Chief Creative Officer (CCO) - The Chief Creative Officer, also sometimes referred to as the Creative Director or Executive Director, helps develop the branding, marketing and image of a company by setting a vision for the creative team (this may include designers, copywriters, creative directors, etc.). This position is common amongst companies that provide creative products to clients, such as design studios or ad agencies.
Chief Learning Officer (CLO) - CLOs are the primary decision-makers when it comes to learning or talent development and management. They often have a background in education or corporate instruction, and help shape training programs within the company to enhance the professional development and skills of its employees.
Chief Networking Officer (CNO) - The role of a CNO varies depending on the company, but they are generally responsible for managing the company’s social relationships with other organizations and consumers, and building “networks” of partnerships.
Other Leadership Terms
Vice President (VP) - The term “VP” is rather fluid, but generally refers to a high-ranking position that reports to the CEO and President. A Vice President may be a stand-alone role, or held alongside another Chief Leadership role (for example, “Vice President and Chief Financial Officer” is a common role combination). There also may be a “VP” for each department, such as a “VP of Product Development” or “VP of Marketing.” Sometimes the term “VP of Marketing” is used instead of the “Chief Marketing Officer”; however, both roles may also exist within a company.

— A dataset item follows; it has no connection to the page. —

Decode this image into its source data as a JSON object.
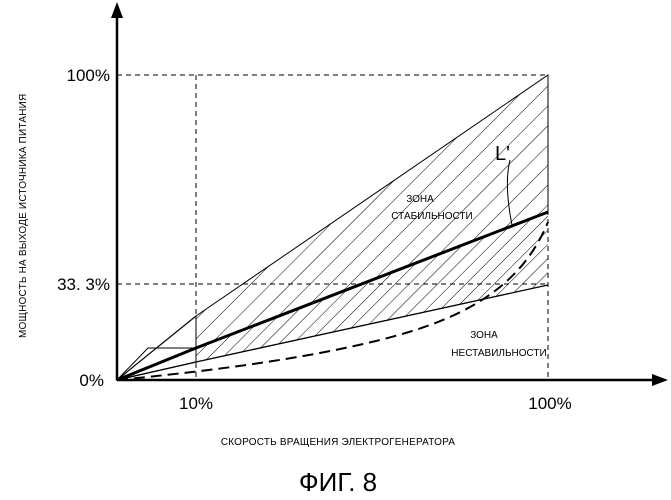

Chairman - A “Chairman” refers to the highest member of a board, and in a corporate setting often refers to the Chairman of the Board of Directors—as mentioned earlier, this position is often held by the CEO. However, there are other positions with this title, such as Executive Chairman, who is separate from the CEO and wields influence over company operations. In some cases the Executive Chairman is even more influential than the CEO.
Director - This term is used to denote a position of leadership, but a Director’s rank in the pecking order varies depending on the structure of the business (for example, the “Director of Marketing” may be synonymous with “Marketing Manager,” or it may be a position above it). The title may be used to describe an individual in a large company who runs a particular locale as Regional Director.
Executive Director - This term (along with Creative Director) is often used to describe the chief director of non-profit organizations (see Chief Creative Officer).
Manager - There are many types of Managers, but in general they are responsible for leading the direction of a particular team in a business. Managers usually get their directives from and report back to the VP or the CEO. Project Managers are assigned resources, a team and a specific project to accomplish, and lead in that particular endeavor (but not necessarily outside of that project).
Supervisor - Also referred to as a Boss, Coach or Coordinator, this position is often just below that of Manager. The Supervisor generally starts out with the same level of experience as the members of their team, but is promoted to lead the group due to excellence (this may not be the case for a Manager, who may be brought in from outside the team). Supervisors manage the day-to-day activities of their team, while Managers makes broader decisions and communicates progress to higher-ranked members of company.